Monday, May 17, 2010

Should you trust your business advisor?

OK, seeing as a lot of work that I do is in the guise of a business advisor, this may sound a bit odd, but bear with me…

I recently saw some publicity for a local enterprise agency that caught my eye (for the wrong reasons) because of a client testimonial they’d used: “their advisors give you honest feedback as to whether or not your idea is a good one”.

As business advisors, it shouldn’t be our job to tell you if your idea is any good or not, but to support you to best understand the marketplace and your potential customers, what it will take to launch and manage it, and what you’ll need to be aware of in doing so. We shouldn’t tell you whether we think the idea is any good or not because:

1) It’s your business not ours – you’ll have to live with it, not us, so why are we telling you what to do with your life?

2) How do we know if a new business idea really is any good or not? - Look at all the ‘rubbish’ ideas that were rejected by the “gurus” of Dragon’s Den that went on to make a fortune; and history is littered with ideas and inventions that the ‘powers that be’ and recognised purveyors of ‘wisdom’ of the day just didn’t get – as a result we almost never had TV, the jet engine or even photocopiers!

You – the entrepreneur, should not always take what you’re told as gospel by a business advisor about if your idea will work or not: it’s your idea, your life, not ours.
If you don’t think we ‘get it’, then challenge us, or ask for another advisor; but please don’t abandon your brilliant idea that will change your world and mine just because someone else tells you it’ll never work based on their own personal tastes and prejudices.

Tuesday, May 4, 2010

why are we scared about asking to be paid?

Ask most employees what they grumble about most, and ask their employers about most, and it’s likely to be getting their pay cheque on time.

Yet when we create new enterprises, we suddenly seem to lose this boldness and capitulate to our customers when they’re late in paying our bills and invoices to them – to the tune of over £62 billion for small businesses!!!

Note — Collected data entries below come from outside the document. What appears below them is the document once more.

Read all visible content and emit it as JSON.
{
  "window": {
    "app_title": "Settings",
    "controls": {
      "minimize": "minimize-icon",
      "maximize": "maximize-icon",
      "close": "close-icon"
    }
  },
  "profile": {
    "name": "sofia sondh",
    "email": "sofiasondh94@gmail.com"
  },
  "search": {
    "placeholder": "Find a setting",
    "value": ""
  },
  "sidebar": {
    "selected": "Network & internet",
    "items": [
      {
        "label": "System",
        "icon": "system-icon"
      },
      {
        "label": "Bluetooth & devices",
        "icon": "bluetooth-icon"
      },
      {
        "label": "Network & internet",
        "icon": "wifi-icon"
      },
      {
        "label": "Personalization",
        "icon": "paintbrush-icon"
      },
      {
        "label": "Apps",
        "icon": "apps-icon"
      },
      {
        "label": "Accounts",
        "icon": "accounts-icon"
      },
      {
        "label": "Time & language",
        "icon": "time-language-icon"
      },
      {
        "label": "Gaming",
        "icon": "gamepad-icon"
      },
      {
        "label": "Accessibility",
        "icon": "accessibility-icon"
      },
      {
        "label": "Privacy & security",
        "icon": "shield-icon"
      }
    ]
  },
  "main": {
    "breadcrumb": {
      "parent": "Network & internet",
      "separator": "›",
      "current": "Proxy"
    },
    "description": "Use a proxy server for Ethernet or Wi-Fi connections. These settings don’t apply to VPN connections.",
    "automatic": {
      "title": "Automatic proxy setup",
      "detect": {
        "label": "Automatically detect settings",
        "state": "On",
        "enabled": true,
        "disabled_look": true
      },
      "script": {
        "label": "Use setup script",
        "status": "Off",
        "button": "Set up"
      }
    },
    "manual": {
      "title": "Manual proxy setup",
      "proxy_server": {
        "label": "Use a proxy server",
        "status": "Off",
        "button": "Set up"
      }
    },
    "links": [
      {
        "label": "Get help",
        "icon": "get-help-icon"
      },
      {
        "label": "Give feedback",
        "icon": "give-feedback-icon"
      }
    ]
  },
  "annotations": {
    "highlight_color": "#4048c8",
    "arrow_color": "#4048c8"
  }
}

So why this change in attitude between being an employee and an employer over money?
I have a suspicion it’s about FEAR. We’re frightened that if we appear pushy, our customers won’t come back, and/or even more damningly, our customers start to think “if they’re so desperate for our money, then they must be in trouble, so better take my business elsewhere”.

So what do we do?

Well, for starters, let’s be more open about talking about money and getting paid – raise it as soon as we can as part of negotiations with customers and clients, be clear about when they want to pay and when you want to be paid from the outset. Negotiate, haggle, agree compromises – after all, we do that already over the price and delivery schedule, so why not the payment terms?

Plan the cash-flow: so many businesses fail because they run out of cash before they get paid – I’ve seen it happen, including to a business that was making a £1m+ profit annually (I helped their employees subsequently buy-out the business).

Finally – don’t forget the easy stuff: there’s a lot of legislation you can use to support you with your asking to be paid. The biggest (and least well known) being the Late Payment Act which says that as a small business, you can charge interest on what you’re owed if its late in being paid. And after all, it’s not you that’s chosen to charge interest: it’s the government and their legislation... so no risk to your personal relationships. I’ve used it a number of times and on each occasion got paid more promptly AND had that client/customer book me for further work.

Simple things that with a bit of thinking and planning can make all the different to getting that overdraft reduced and staying in business.

Or maybe there’s something about ‘being British’ that means we like being owed more than £62 billion and not being able to cash it?